Super Is the New Trend in Foods

 
Super ingredients in healthy foods—is it just hype or really healthy?

In an age of Michael Pollan “eat right” literature and Food Inc-like films, conscience eating is everywhere. We’re living in a time when we're thinking of food as medicine, a natural way to promote our own good health. Long ago, we’d pick an apple off a tree and call it a day. Nowadays, foods not only come fortified, but seem to contain a "super" ingredient. Regular yogurts have morphed into antioxidant-filled, probiotic snacks and peanut butter comes packed with omega-3. Ever wonder what's really worth buying for your health or what's simply sucking your wallet dry?

With the popularity of food products containing superfoods, such as pomegranate, acai, green tea and soy, are we really benefiting from these added ingredients? Wendy Bazilian, DrPh, RD, author of The SuperFoodsRx Diet, explains that superfoods are “health-promoting, disease-fighting foods”. It’s no wonder food manufacturers are adding them to snacks and cereals, but it’s up to the consumers to educate themselves on what’s worth buying, at least for its health benefits.

While you peruse the cereal aisle, you might decide to purchase the cereal that is marked with added green tea, such as Kashi’s popular Heart to Heart cereal. Why? It appears, from the box, to give you extra antioxidants. Plus, doesn’t that just sound cool?

iVillage health editor-at-large, Madelyn Fernstrom Ph.D., CNS, explains, “To add something that’s not naturally found in a [food] can be okay, but you’re not looking for green tea in cereal.” When it comes to fortified foods, “it’s hard to tell how much is actually going to be in there. It’s not bad, but it’s not going to provide the effects you expect. Really pay attention to what else is in the food.”

“A note of caution is to not buy these things with the expectation that they’re going to have a super-nutrient value that’s translated into super healthy effects on the body," Fernstrom warns.

If you’re eating a processed food specifically for its superfood ingredients, you may just be consuming extra calories and not be benefiting from the added super ingredients at all. There are important measures to consider to get the most out of your money. While healthy processed foods can get pricey, Bazilian encourages consumers to consider the  convenience vs. cost relationship when purchasing foods. Is the convenience worth the cost to you?

“I like to see that [the superfood] is more prominent, that it’s not the 19th ingredient out of 20,” says Bazilian. When it comes to any processed foods, you should look at the ingredients list to see if you know every ingredient that you're eating and if the added “super” component is in the top five. If it’s not, most likely, it’s not benefiting your health in any significant way. Bazilian also points out that the top five ingredients should all be beneficial to your health to determine if it is a healthy food, which is more important than if it has a superfood in it or not.

“It’s really the synergy of superfoods [that you’re benefiting from]. There’s no one superfood that will give you eternal life. It’s a combination of it all. We don’t eat just single nutrients. We eat a combination and that’s why the whole food package becomes important,” says Bazilian.

Sometimes, yogurt is just yogurt and cereal is just cereal—they’re healthy foods that supply you with much needed nutrients. And, the superfood component doesn’t necessarily make it any more special then the next box of cereal.

However, there are other essential factors to look for, such as calories, fiber and fat, when you are shopping for healthy foods. It's important to eat as much whole foods as possible, whether it's raw, cooked, or treated in any way.

With endless marketing gimmicks out there, don’t be fooled by health-promoting buzz words. “There are some federal regulations about what you can say on the outside of a package—you can’t make health claims. But, you will see more general claims on the packaging,” Fernstrom explains. 

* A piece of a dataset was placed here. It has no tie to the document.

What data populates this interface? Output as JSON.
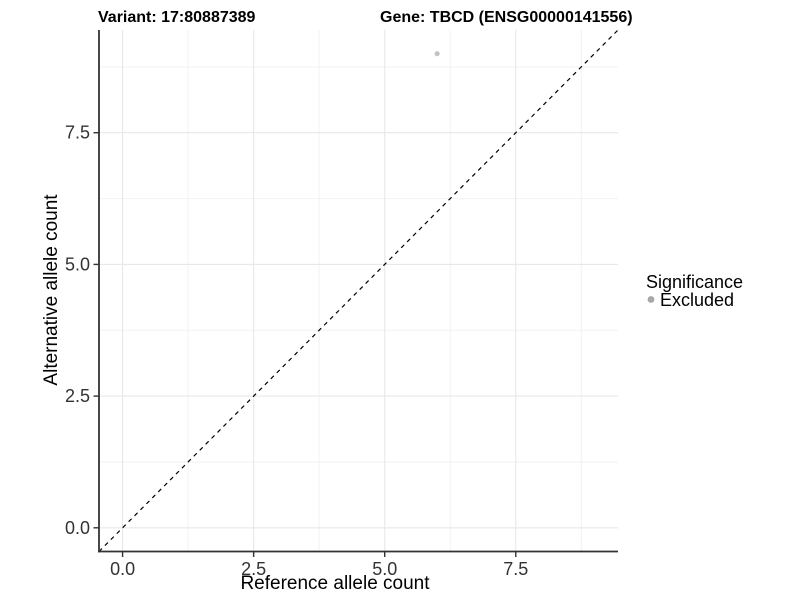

Due to the placebo effect, there may be a plus to some sneaky health foods Fernstrom says. “There may not be anything biological in it that’s going to make you healthier, but if you feel better or it's helping you stay on track with your weight-loss efforts, buy it.” For some, a little whole in the pocket may be worth a little peace of mind.

“Look at fun and trendy [food] products as supplemental to the diet, a whole foods affordable diet. They’re accompaniments, not the core diet,” says Bazilian. If you love your four-dollar pomegranate tea and it’s not affecting your body in a negative way, then go ahead and have your fruits and drink it, too.